Marion B. Cothren was a member of the College Equal Suffrage League, the New York chapter of the Women's Trade Union League, and Heterodoxy, a feminist debating club based in Greenwich Village, among other clubwork. She was on the National Advisory Council of the National Woman's Party, one of the honorary chairs of the Woman's Peace Party when it was founded in 1915, and was one of the thirty American women to attend the International Congress of Women at the Hague that same year.[4][5][6] Cothren was also a vocal supporter of Margaret Sanger,[7] and served as president of the New York Women's Publishing Company, the publisher of Birth Control Review, from 1918 to 1923.[8]
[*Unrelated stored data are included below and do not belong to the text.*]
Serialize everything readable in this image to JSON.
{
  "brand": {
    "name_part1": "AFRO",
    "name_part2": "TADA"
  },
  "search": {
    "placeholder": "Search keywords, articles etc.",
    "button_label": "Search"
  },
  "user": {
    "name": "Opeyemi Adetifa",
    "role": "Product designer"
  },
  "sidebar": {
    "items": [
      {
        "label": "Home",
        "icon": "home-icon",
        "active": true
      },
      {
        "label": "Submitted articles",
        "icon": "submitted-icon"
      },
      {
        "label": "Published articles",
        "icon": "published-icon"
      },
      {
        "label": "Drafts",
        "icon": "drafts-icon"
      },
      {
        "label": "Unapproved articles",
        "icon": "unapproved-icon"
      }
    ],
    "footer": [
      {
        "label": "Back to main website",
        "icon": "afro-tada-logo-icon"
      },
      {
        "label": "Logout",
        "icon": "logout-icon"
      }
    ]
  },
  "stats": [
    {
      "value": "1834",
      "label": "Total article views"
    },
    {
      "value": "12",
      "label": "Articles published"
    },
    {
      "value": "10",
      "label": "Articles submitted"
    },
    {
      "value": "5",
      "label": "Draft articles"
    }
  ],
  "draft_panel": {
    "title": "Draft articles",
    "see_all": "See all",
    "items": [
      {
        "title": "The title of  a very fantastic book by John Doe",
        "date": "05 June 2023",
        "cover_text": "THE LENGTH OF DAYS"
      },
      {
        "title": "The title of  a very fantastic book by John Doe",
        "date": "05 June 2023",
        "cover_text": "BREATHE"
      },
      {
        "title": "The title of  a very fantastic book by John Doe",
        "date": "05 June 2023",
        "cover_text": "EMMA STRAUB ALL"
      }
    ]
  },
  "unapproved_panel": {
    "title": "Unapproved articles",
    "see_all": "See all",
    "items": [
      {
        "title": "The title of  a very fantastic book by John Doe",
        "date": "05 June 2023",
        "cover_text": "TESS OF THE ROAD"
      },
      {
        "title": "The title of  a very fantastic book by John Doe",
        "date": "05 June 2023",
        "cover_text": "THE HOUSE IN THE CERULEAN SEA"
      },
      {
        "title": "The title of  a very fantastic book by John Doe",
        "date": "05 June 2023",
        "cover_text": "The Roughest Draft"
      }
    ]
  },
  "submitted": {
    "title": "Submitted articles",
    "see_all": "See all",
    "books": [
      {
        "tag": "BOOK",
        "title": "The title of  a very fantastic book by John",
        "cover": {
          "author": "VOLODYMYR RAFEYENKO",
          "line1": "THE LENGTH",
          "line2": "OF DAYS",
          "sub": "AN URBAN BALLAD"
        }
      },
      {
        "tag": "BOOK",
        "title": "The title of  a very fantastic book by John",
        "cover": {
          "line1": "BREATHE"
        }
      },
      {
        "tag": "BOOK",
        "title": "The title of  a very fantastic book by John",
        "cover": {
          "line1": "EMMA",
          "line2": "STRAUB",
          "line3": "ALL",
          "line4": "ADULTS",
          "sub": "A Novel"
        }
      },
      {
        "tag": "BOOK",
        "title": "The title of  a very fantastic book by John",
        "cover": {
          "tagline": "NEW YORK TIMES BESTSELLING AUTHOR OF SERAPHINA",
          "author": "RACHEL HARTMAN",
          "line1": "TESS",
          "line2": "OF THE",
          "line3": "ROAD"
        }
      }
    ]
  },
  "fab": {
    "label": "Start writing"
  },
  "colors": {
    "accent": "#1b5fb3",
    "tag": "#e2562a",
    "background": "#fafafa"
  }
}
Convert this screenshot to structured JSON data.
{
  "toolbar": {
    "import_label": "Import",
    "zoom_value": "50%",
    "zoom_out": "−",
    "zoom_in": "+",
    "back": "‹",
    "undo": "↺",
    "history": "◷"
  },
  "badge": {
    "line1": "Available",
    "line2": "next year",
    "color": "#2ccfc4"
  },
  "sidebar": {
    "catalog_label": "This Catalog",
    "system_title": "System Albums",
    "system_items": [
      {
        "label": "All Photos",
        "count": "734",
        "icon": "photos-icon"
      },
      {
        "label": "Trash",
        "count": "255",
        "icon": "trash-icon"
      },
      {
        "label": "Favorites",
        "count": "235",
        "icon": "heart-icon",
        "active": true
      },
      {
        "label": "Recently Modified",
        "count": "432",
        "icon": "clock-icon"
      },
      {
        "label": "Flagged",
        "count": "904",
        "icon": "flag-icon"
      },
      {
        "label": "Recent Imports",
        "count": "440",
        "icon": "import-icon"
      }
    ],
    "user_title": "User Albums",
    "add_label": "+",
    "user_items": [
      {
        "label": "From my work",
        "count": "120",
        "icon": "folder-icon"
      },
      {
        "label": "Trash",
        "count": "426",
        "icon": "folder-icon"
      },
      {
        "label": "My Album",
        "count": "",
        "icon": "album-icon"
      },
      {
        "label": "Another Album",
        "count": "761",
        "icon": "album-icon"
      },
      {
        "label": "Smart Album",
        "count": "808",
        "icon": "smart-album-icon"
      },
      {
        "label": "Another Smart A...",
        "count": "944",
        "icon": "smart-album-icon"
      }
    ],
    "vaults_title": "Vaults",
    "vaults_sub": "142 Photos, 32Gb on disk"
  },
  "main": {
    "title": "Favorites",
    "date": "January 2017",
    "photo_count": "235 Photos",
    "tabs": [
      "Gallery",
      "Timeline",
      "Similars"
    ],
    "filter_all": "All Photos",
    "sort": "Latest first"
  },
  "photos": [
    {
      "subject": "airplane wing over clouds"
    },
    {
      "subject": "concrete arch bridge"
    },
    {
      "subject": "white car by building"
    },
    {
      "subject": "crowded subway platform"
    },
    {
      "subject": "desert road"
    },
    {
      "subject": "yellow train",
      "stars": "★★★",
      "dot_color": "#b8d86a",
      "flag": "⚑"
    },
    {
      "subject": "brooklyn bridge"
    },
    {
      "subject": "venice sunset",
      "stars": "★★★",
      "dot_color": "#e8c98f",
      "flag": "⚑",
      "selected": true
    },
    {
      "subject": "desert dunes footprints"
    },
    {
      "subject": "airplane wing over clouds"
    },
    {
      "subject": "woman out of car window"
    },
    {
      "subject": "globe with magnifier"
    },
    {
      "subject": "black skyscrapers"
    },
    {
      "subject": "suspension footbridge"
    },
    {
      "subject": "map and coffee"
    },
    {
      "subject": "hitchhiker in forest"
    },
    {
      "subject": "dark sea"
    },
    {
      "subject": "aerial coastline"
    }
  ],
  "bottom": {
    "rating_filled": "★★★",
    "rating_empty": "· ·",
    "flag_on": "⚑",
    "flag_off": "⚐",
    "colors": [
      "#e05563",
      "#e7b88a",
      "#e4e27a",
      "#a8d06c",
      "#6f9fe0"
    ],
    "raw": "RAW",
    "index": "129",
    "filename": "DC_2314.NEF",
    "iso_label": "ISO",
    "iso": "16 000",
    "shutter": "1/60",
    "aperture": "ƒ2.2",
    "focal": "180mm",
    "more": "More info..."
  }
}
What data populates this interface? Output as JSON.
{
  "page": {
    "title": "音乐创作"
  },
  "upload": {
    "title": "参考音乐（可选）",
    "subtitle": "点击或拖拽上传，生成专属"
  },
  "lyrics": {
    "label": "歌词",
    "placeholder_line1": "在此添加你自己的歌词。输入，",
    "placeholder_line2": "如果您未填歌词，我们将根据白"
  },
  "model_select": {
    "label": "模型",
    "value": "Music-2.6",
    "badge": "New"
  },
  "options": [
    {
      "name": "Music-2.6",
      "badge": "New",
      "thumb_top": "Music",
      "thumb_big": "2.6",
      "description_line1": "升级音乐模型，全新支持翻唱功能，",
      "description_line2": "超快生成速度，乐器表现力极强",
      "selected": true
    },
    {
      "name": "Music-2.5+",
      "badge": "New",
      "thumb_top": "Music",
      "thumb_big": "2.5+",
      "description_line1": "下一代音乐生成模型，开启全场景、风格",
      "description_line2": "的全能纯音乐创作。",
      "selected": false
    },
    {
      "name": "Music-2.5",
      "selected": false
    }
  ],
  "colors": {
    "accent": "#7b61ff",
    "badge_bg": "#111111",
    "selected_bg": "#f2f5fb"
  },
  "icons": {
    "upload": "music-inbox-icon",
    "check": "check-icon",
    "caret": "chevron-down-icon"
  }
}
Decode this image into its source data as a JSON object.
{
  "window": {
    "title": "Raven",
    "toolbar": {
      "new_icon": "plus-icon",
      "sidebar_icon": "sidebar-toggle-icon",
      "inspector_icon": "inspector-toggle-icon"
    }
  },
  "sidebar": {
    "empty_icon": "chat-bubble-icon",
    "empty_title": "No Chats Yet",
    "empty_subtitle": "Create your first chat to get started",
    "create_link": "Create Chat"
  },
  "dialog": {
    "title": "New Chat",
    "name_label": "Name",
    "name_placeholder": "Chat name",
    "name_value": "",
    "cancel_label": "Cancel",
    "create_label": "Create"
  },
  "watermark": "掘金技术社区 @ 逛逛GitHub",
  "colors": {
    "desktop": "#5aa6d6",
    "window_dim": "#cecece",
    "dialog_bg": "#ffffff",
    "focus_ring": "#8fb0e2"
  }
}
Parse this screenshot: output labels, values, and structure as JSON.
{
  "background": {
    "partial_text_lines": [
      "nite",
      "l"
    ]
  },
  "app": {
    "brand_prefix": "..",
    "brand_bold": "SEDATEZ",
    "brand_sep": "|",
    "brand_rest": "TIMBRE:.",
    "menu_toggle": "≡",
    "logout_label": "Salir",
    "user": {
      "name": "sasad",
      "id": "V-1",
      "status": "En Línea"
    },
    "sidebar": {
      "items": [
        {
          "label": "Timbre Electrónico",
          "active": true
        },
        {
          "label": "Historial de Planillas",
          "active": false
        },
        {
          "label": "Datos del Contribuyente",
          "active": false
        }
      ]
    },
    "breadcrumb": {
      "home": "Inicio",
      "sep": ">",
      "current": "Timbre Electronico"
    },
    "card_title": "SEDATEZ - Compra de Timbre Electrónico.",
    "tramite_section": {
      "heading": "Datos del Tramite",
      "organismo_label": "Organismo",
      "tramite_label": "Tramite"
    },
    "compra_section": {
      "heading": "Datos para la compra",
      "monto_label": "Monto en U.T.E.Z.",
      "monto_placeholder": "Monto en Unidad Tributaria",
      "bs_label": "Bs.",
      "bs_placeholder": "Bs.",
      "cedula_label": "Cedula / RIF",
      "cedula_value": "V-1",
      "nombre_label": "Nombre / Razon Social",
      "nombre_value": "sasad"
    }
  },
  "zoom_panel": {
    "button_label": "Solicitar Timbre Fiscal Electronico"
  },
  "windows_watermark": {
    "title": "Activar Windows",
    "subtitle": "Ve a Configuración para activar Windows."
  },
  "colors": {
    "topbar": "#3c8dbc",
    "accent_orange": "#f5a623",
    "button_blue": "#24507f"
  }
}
Marion Cothren's writings for children included Cher Ami: The Story of a Carrier Pigeon (1934),[9] The Adventures of Dudley and Guilderoy (1941),[10] Pigeon Heroes: Birds of War and Messengers of Peace (1944),[11] Buried Treasure: The Story of America's Coal (1945),[12]This is the Moon (1946),[13] and Pictures of France by her Children (published posthumously, 1950).[14] She also wrote The ABC of Voting, A Handbook of Government and Politics for the Women of New York State (1918) to instruct new female voters.[15]

Marion Benedict married lawyer Frank Howard Cothren in 1904. They had one daughter, Frances (later Mrs. J. Roy Fuller), born in 1907.

In 1912 Marie Jenney Howe founded Heterodoxy, who specified only one requirement for membership: that the applicant "not be orthodox in her opinion".[2] The club's members had diverse political views. The membership also included bisexual and lesbian women, in addition to heterosexuals.[2] The luncheon club, which started with 25 members, met every two weeks on Saturdays.[2] Cothren joined the group and was connected to Rose Emmet Young, Howe's close companion for many years.

Marion Cothren was widowed in 1914 when her husband, who had been ill, overdosed on morphine.[16][17] In 1915 she is living with Mary L. Chamberlain, editor and peace activist and member of Heterodoxy, at 387 Clinton Avenue, Brooklyn. Around 1916, when Frances is 9 years old, Cothren is reported by Jeannette Rankin as living with Mary L. Chamberlain, at Monmouth Hills Club (now the The Water Witch Club), Highlands, New Jersey. Chamberlain, a staff writer for Survey, volunteered to cover the extraordinary international meetings of women activists at the Hague in 1915 and in Zurich in 1919. In 1920 they are living at 42 West 9th Street and in 1921 at 41 West 10th Street. Chamberlain died in 1938. During the 1930s, Cothren lived with sculptor Janet Scudder in Paris. She moved back to the US in 1940.[18]

She died in 1949, age 69, accidentally falling from a cliff in Maine.[19]